その事を思うと、申し訳ない気持ちで一杯だ。


「いいえ、死んでいった者達は…本当に怪我の状態が酷く…とても助かる命ではありませんでした。そのことで責めてしまったこと…本当に申し訳なく思っております」


傍らに立つトマスが再び謝罪してきた。


「でも、皆さん…怪我が治って、本当に良かったです。そして、ここへ来るのが遅くなってしまったこと改めてお詫び申し上げます」


私は頭を下げた。


「王女様!どうか頭を上げて下さい!」


町長の言葉に顔を上げると、今度は人々から一斉に声が上がった。



「王女様は我等の命の恩人ですっ!」


「これからは国ではなく、王女様に命を捧げます!」


「何かあれば、我等が一丸となって王女様をお守り致します!」


「王女様は我等の聖女だっ!」



彼等は皆笑顔で口々に私に訴えてくる。


「え…?」


回帰前…私はこの町の人々から罵声を浴びせられ、武器で威嚇され…命の危機まで感じる程の目に遭わされたのに…この違いはどうだろう。

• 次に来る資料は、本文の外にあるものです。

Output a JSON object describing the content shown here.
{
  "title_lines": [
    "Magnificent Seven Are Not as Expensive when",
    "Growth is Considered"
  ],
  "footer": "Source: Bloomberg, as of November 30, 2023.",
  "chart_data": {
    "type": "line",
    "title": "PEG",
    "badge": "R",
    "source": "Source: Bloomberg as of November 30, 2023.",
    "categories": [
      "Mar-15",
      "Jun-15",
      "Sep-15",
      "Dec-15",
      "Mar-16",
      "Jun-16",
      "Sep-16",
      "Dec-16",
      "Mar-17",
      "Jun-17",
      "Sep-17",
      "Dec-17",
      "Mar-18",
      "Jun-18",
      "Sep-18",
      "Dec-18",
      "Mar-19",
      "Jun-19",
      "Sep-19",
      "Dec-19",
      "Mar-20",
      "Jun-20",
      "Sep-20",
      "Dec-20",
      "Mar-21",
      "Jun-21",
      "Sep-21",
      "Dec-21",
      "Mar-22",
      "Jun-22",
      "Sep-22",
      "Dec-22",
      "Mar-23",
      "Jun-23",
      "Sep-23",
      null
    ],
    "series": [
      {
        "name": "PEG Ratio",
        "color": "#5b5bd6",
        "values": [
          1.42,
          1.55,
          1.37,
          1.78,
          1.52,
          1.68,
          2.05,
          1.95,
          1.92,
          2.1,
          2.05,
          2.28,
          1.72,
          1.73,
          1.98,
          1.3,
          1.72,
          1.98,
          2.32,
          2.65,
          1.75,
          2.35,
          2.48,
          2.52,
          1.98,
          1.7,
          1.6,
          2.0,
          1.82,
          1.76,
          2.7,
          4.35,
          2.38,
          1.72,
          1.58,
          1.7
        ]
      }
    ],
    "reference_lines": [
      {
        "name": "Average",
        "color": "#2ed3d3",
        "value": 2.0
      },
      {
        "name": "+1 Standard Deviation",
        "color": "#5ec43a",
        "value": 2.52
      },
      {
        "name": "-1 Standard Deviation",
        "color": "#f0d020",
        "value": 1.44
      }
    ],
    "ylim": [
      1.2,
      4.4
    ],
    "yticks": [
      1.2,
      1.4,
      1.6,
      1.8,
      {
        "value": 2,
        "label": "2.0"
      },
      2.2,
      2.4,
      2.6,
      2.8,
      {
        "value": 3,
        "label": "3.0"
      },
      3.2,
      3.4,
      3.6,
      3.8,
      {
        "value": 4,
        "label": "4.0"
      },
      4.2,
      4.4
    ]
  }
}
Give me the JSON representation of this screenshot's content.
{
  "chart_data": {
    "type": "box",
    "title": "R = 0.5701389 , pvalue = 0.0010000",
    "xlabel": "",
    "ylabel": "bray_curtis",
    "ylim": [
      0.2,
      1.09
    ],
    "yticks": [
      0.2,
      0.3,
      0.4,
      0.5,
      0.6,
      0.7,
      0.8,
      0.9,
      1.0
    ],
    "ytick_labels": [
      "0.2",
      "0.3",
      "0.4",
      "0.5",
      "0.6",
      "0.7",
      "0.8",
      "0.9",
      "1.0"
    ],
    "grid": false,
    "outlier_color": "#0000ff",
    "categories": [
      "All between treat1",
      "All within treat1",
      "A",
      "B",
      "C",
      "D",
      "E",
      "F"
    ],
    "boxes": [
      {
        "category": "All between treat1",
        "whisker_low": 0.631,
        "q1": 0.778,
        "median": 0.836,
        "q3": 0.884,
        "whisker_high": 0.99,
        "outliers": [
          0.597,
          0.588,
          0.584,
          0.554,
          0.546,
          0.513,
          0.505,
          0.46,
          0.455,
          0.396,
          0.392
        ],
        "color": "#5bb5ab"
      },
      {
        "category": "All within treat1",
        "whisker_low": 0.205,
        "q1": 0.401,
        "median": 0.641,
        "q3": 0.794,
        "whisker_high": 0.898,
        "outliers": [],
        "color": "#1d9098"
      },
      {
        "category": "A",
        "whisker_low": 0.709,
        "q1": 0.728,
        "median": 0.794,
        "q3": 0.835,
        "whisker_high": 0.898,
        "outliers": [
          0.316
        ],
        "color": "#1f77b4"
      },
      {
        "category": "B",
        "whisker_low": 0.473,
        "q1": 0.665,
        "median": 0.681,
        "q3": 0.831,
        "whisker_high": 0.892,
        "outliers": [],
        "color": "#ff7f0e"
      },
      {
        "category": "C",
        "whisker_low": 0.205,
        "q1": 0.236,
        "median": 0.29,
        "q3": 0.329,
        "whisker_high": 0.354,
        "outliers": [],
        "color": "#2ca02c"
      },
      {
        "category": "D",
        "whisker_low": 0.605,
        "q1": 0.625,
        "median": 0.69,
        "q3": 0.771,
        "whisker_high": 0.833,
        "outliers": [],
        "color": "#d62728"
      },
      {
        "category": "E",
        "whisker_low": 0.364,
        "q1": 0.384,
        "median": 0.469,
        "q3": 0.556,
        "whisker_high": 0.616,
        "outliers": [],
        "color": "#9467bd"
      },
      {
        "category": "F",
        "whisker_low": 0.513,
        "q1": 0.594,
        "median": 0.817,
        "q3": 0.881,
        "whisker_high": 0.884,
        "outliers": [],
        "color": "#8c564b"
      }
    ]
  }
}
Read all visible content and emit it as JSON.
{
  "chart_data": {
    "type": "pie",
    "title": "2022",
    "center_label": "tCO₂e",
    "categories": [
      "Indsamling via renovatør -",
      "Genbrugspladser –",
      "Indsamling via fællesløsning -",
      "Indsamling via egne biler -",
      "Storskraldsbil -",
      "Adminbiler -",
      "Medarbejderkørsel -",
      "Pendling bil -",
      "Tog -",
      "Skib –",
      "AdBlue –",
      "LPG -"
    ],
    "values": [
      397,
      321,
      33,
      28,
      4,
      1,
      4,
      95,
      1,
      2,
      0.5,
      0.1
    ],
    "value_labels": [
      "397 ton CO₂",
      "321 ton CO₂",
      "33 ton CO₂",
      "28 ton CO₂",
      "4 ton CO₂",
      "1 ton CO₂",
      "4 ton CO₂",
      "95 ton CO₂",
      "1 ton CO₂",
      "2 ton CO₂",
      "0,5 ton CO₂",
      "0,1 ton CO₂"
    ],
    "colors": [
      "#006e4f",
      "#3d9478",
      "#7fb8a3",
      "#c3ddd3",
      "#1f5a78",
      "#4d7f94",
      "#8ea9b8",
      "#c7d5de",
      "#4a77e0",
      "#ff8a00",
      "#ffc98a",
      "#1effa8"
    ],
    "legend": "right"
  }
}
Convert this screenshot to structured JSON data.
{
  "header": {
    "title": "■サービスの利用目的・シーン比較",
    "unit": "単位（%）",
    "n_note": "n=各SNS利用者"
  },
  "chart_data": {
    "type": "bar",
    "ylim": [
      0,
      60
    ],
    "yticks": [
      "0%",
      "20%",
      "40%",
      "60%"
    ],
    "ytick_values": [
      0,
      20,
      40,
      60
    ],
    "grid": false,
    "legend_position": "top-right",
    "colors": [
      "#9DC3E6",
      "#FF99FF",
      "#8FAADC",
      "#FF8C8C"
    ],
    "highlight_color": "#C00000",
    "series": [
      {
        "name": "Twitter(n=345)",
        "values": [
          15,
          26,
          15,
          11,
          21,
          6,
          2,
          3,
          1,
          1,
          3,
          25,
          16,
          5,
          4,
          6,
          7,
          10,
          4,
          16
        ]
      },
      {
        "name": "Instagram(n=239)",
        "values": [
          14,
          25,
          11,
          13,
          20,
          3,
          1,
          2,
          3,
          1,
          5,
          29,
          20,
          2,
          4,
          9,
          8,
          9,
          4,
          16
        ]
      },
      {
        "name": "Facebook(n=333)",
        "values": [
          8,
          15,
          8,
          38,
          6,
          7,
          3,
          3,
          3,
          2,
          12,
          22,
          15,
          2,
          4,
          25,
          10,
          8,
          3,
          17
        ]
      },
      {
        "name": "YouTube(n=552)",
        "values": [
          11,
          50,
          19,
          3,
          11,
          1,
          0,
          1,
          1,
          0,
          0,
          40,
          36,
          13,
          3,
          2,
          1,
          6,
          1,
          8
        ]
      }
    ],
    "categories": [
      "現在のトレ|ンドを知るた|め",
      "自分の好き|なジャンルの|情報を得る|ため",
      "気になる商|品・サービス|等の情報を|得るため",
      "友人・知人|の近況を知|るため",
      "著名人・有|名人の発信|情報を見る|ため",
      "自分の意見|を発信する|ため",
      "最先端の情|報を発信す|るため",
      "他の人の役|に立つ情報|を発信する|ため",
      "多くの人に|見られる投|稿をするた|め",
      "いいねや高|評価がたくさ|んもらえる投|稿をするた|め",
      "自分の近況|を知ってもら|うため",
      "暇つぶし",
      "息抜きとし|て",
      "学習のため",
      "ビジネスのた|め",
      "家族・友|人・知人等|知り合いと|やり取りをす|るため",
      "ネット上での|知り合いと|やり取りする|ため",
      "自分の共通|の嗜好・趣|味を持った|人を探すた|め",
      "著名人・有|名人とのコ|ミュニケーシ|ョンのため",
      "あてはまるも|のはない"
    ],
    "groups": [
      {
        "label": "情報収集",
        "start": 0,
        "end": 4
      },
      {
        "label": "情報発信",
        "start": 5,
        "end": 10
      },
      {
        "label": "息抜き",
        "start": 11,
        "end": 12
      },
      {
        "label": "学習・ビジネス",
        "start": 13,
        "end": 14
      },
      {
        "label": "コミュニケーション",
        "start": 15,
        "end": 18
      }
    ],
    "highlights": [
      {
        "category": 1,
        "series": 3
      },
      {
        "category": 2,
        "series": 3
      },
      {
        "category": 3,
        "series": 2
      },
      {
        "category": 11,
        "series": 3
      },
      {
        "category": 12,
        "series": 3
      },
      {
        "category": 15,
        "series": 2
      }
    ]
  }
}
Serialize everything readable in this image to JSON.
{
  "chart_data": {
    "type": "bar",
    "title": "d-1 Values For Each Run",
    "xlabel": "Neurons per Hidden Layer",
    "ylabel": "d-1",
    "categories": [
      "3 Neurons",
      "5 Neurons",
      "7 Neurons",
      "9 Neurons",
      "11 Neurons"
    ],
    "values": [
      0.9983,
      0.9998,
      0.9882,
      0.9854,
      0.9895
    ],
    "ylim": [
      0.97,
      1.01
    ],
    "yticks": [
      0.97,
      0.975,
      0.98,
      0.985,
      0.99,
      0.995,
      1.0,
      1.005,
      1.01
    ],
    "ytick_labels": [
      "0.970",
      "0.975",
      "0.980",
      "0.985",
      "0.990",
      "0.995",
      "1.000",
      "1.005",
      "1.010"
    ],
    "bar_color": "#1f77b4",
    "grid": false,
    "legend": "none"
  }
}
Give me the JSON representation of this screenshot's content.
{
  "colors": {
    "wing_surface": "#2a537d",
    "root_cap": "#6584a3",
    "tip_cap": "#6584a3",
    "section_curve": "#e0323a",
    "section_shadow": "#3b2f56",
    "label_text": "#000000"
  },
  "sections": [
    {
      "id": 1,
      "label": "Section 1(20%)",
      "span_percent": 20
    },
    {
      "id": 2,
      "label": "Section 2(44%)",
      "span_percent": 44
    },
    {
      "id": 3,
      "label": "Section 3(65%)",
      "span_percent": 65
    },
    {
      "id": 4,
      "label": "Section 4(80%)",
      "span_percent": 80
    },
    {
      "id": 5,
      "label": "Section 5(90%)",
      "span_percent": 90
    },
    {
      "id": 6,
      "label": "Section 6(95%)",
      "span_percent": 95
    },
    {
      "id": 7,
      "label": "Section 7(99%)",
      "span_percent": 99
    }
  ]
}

こんなに暖かい言葉で町の人々に受け入れてもらえるなんて…私はとても幸せだ。


「皆さん…。あ、ありがとうございます…」


思わず感動し、涙が滲みそうになった時…。


「あの…これで良ければお使い下さい…」


隣に立つトマスが恥ずかしそうに真っ白なハンカチを差し出してきた、


「トマス…」


「ご安心下さい。未使用の上…洗濯済みですから」


「ありがとう、トマス」


トマスからハンカチを受け取り、私は涙を押さえた。


そんな私を人々は笑顔で拍手し続け…温かい眼差しで見守ってくれていた―。